Brave: Day 1

Being brave is waking up to your dad saying, "Kelsey please call 911 and get an ambulance for your mom. Also, I think Lindsay needs to fly home today." Actually calling 911 is brave. Plus, watching your mommy leave on a stretcher with oxygen on her face and pulling yourself together to get dressed and ready is also brave.

Another 'wait. what?' moment. I had just woken up after hitting snooze way too many times. The first thing I did was call 911. I spent the entire day at the hospital. I held Coco's hand at times and cried when she cried. I also laughed and said "that's not funny" when she tried to play tricks on us. My heart continues to hurt in a way that I can't describe. But I continually remind myself that God is only good. God worked to get Lindsay home by noon. God also sent an awesome friend to spend time with me today. And my best friend picked me up at the hospital and drove me home tonight.

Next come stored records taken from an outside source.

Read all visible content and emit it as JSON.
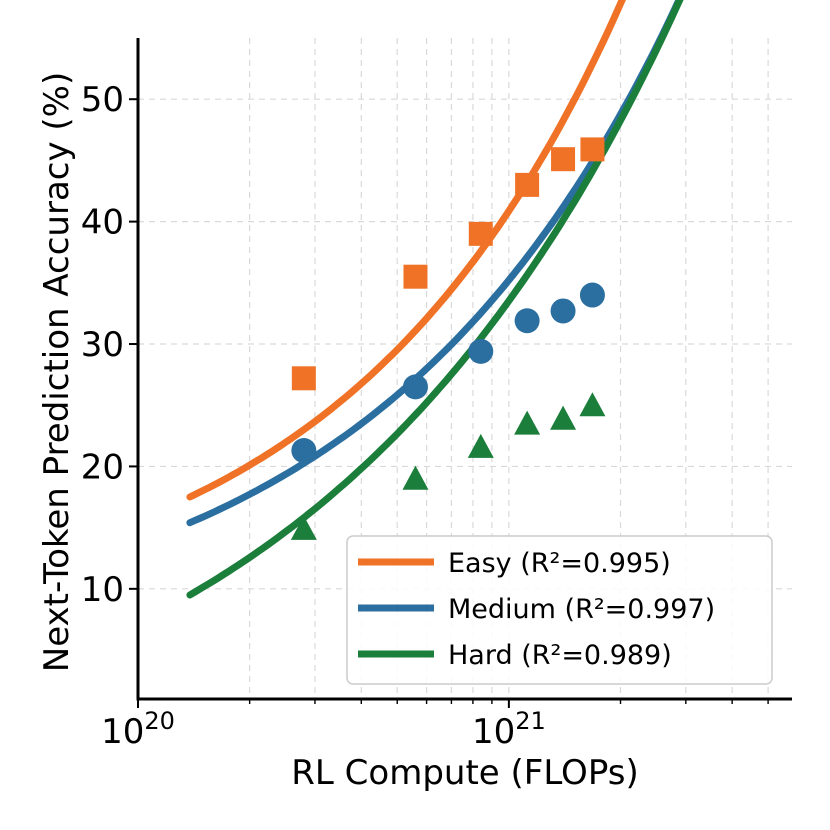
{
  "chart_data": {
    "type": "line",
    "title": "",
    "xlabel": "RL Compute (FLOPs)",
    "ylabel": "Next-Token Prediction Accuracy (%)",
    "xscale": "log",
    "xlim": [
      1e+20,
      5.8e+21
    ],
    "ylim": [
      1,
      55
    ],
    "grid": true,
    "legend_position": "lower-right",
    "x_tick_labels": [
      {
        "value": 1e+20,
        "base": "10",
        "exponent": "20"
      },
      {
        "value": 1e+21,
        "base": "10",
        "exponent": "21"
      }
    ],
    "y_ticks": [
      10,
      20,
      30,
      40,
      50
    ],
    "y_tick_labels": [
      "10",
      "20",
      "30",
      "40",
      "50"
    ],
    "fit_x_range": [
      1.38e+20,
      5e+21
    ],
    "series": [
      {
        "name": "Easy",
        "legend_label": "Easy (R²=0.995)",
        "color": "#f07226",
        "marker": "square",
        "x": [
          2.8e+20,
          5.6e+20,
          8.4e+20,
          1.12e+21,
          1.4e+21,
          1.68e+21
        ],
        "y": [
          27.2,
          35.5,
          39.0,
          43.0,
          45.1,
          45.9
        ],
        "fit": {
          "a": 17.5,
          "b": 0.9,
          "p": 0.58
        }
      },
      {
        "name": "Medium",
        "legend_label": "Medium (R²=0.997)",
        "color": "#2b6fa0",
        "marker": "circle",
        "x": [
          2.8e+20,
          5.6e+20,
          8.4e+20,
          1.12e+21,
          1.4e+21,
          1.68e+21
        ],
        "y": [
          21.3,
          26.5,
          29.4,
          31.9,
          32.7,
          34.0
        ],
        "fit": {
          "a": 15.4,
          "b": 0.9,
          "p": 0.53
        }
      },
      {
        "name": "Hard",
        "legend_label": "Hard (R²=0.989)",
        "color": "#1b7e3a",
        "marker": "triangle",
        "x": [
          2.8e+20,
          5.6e+20,
          8.4e+20,
          1.12e+21,
          1.4e+21,
          1.68e+21
        ],
        "y": [
          14.9,
          19.0,
          21.6,
          23.5,
          23.9,
          25.0
        ],
        "fit": {
          "a": 9.5,
          "b": 1.5,
          "p": 0.44
        }
      }
    ]
  }
}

As I am writing this I think, 'I thought these posts were going to be more meaningful or deeper than this one actually is.' Oh well. This is what I need.

It is nighttime here and I am always the most terrified during the night. I'm scared to fall asleep tonight because the last time I woke up from a night's sleep, I was calling 911 for my mommy who was barely responsive.

I still have no idea how to be brave. Tomorrow seems daunting. (was that an appropriate use of the word daunting?) I know that my God is here with me. As scared as I am, when my alarm goes off tomorrow morning, I will get out of bed and take on the day minute by minute. This is so much easier to say now that I presume I will see my mother tomorrow. I am going to end this post now because I'm exhausted. I made it through today and for that I owe it all to God.